Macron ist nicht wiedergewählt worden, weil er überzeugt hat. Den Sieg verdankt er Le Pen. Vor allem linke Wähler hoffen auf eine „dritte Runde“ bei der Wahl im Juni.

Sonntagabend in Paris: erste Hochrechnung vorm Eiffelturm Foto: ap

D ie Erleichterung ist groß. Mit Emmanuel Macron gewinnt auch Europa. Nichtsdestotrotz hat der Wahlsieger kaum Grund zu triumphieren: Macron bleibt nicht Präsident, weil er überzeugt hat. Seinen Sieg verdankt er Gegnerin Le Pen. Ihr Rechtsextremismus, ihr demagogisches Programm und ihre offensichtliche Inkompetenz hat Macron die nötigen Wählerstimmen verschafft.

Es reichte für eine Wiederwahl, eine Mehrheit für ihn ist es nicht. Vielmehr ist es eine Mehrheit gegen sie. Obwohl eine Vielzahl der Franzosen und Französinnen Macron weder als Person liebt noch politisch schätzt, zieht sie ihn einem drohenden Chaos gerade noch vor. Frankreich mit der Tochter von Jean-Marie Le Pen an der Spitze wäre eine Beleidigung der Geschichte gewesen. Haarscharf ging es am Desaster vorbei.
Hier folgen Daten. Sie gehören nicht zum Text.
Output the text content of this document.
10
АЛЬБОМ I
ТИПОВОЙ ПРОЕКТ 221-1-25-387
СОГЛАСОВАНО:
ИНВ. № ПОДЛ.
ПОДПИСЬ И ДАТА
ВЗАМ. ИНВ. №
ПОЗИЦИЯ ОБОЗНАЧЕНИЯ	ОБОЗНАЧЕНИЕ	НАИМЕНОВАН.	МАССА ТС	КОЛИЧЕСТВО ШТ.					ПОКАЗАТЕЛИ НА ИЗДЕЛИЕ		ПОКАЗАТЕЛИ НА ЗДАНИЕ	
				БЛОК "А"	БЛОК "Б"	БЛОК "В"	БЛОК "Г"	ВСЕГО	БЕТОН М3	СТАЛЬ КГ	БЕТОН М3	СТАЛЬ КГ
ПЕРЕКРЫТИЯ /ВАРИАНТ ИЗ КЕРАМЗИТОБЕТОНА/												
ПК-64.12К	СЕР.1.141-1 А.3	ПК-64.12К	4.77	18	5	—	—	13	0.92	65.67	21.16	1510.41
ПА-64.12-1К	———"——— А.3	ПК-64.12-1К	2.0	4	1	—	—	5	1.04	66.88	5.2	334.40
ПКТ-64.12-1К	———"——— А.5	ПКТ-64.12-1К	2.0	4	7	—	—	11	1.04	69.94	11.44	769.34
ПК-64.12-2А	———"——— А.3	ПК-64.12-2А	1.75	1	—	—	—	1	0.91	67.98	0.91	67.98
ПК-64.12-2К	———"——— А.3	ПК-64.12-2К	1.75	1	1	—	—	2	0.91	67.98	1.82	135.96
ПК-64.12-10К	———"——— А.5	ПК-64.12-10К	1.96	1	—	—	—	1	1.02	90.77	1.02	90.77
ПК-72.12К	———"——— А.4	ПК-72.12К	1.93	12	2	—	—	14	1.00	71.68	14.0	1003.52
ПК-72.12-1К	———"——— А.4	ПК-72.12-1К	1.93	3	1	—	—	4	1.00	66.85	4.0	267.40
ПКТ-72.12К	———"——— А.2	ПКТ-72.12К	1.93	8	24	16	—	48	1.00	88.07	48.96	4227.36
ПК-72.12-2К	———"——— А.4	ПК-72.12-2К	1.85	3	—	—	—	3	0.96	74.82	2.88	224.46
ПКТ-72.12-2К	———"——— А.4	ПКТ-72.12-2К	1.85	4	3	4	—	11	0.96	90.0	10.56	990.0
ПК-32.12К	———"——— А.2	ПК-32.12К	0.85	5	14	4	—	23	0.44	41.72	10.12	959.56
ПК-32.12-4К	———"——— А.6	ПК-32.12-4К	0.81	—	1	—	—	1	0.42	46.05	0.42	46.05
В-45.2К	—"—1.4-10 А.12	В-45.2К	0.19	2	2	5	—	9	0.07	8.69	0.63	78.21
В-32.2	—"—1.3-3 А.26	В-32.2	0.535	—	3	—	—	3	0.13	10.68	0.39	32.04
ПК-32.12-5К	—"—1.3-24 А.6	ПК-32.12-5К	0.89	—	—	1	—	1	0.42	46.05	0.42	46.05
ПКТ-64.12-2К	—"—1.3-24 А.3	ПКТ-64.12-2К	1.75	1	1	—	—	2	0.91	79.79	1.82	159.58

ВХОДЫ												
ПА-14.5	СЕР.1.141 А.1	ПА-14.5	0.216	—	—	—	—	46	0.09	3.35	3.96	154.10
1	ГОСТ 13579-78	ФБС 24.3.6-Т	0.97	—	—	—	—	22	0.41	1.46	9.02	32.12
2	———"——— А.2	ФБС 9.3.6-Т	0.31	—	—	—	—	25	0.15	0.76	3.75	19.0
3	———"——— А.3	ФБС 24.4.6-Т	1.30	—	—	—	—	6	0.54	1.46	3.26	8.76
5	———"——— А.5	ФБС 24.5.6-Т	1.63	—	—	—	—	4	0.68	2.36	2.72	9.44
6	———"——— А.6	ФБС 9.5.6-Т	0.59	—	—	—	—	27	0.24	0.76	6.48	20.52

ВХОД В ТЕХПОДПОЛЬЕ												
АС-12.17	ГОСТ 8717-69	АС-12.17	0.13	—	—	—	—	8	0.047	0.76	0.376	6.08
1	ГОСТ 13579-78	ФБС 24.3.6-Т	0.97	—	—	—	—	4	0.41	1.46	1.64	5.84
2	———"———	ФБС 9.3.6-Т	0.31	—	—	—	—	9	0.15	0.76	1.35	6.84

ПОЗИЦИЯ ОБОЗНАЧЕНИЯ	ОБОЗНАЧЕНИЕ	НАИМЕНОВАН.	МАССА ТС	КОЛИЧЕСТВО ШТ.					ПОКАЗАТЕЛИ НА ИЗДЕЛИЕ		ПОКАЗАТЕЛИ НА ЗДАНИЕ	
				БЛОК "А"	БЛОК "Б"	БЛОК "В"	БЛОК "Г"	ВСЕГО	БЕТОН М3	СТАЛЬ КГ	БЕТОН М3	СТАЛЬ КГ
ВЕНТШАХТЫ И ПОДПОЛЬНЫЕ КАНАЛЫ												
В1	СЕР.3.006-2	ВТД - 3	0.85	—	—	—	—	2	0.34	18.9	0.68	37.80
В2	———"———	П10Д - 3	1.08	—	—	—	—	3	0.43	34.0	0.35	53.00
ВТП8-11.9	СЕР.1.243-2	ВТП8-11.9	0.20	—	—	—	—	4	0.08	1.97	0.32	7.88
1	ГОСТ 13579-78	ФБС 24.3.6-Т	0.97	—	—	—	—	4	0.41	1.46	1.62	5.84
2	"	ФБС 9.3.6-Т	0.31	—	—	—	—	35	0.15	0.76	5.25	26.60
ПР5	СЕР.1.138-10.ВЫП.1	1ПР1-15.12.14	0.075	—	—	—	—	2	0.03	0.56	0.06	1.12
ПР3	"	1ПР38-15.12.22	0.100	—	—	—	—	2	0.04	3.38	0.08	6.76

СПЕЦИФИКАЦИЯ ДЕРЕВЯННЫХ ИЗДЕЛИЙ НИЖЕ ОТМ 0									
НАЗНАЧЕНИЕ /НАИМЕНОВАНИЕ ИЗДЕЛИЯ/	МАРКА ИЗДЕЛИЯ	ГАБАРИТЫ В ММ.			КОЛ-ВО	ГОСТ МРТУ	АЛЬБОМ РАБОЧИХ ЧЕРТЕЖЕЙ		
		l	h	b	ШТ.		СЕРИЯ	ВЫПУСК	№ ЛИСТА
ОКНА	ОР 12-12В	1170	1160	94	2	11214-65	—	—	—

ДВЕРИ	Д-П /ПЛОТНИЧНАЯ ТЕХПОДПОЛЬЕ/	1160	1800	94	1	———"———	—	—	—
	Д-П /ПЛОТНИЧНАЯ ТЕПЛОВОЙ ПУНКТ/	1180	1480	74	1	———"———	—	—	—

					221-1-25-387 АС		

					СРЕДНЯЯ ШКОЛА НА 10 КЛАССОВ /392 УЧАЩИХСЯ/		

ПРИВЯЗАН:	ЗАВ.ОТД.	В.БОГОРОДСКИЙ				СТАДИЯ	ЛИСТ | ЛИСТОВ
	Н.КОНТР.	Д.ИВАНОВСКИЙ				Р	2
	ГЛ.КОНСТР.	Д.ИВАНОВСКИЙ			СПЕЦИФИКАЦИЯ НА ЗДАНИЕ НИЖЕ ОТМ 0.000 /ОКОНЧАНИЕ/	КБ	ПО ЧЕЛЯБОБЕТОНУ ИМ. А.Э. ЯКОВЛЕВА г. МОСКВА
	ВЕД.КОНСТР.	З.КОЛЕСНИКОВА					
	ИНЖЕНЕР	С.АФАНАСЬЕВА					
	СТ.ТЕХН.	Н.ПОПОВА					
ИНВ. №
Noch einmal nämlich hat diese antifaschistische „republikanische Front“ von links bis hin in die bürgerliche Mitte funktioniert. Bis zum Schluss war das gar nicht sicher. Macron, der von Beginn an auf ein erneutes Duell mit der Rechtspopulistin Le Pen gesetzt hatte, begrenzte seine Anstrengungen mit einer törichten Siegesgewissheit aufs Minimum – als ob ihm eine Einheit gegen rechts garantiert wäre. Das war leichtfertig bis fahrlässig.

Er ist daher nicht gewählt, sondern lediglich bestätigt worden. An Glaubwürdigkeit hat er nichts hinzugewonnen. Besonders zeigen wird sich das, wenn er in den kommenden Monaten versucht, seinen rechtsliberalen Kurs des sozialen Abbaus fortzusetzen. Vor allem die linken Wähler und Wählerinnen aus dem Lager Jean-Luc Mélenchons, die am Ende trotz aller Bedenken – fast naserümpfend – für ihn gestimmt haben, hoffen auf eine „dritte Runde“ bei der Abgeordnetenwahl im Juni.

Sie wünschen sich eine starke Opposition, oder wie Mélenchon es zu träumen wagt, eine rebellische Regierungsmehrheit gegen den Staatschef. Das Endergebnis der Präsidentschaftswahlen könnte zudem leicht darüber hinwegtäuschen, dass die Pro­test­wäh­le­r*in­nen von links und rechts im ersten Durchgang zunächst eine klare Mehrheit darstellten. Macrons Glück war es, dass sich die beiden Pole politisch abstoßen. Die von ihm seit fünf Jahren geförderte politische Polarisierung zugunsten der Extreme wird ihm seine nächste Präsidentschaft nicht erleichtern.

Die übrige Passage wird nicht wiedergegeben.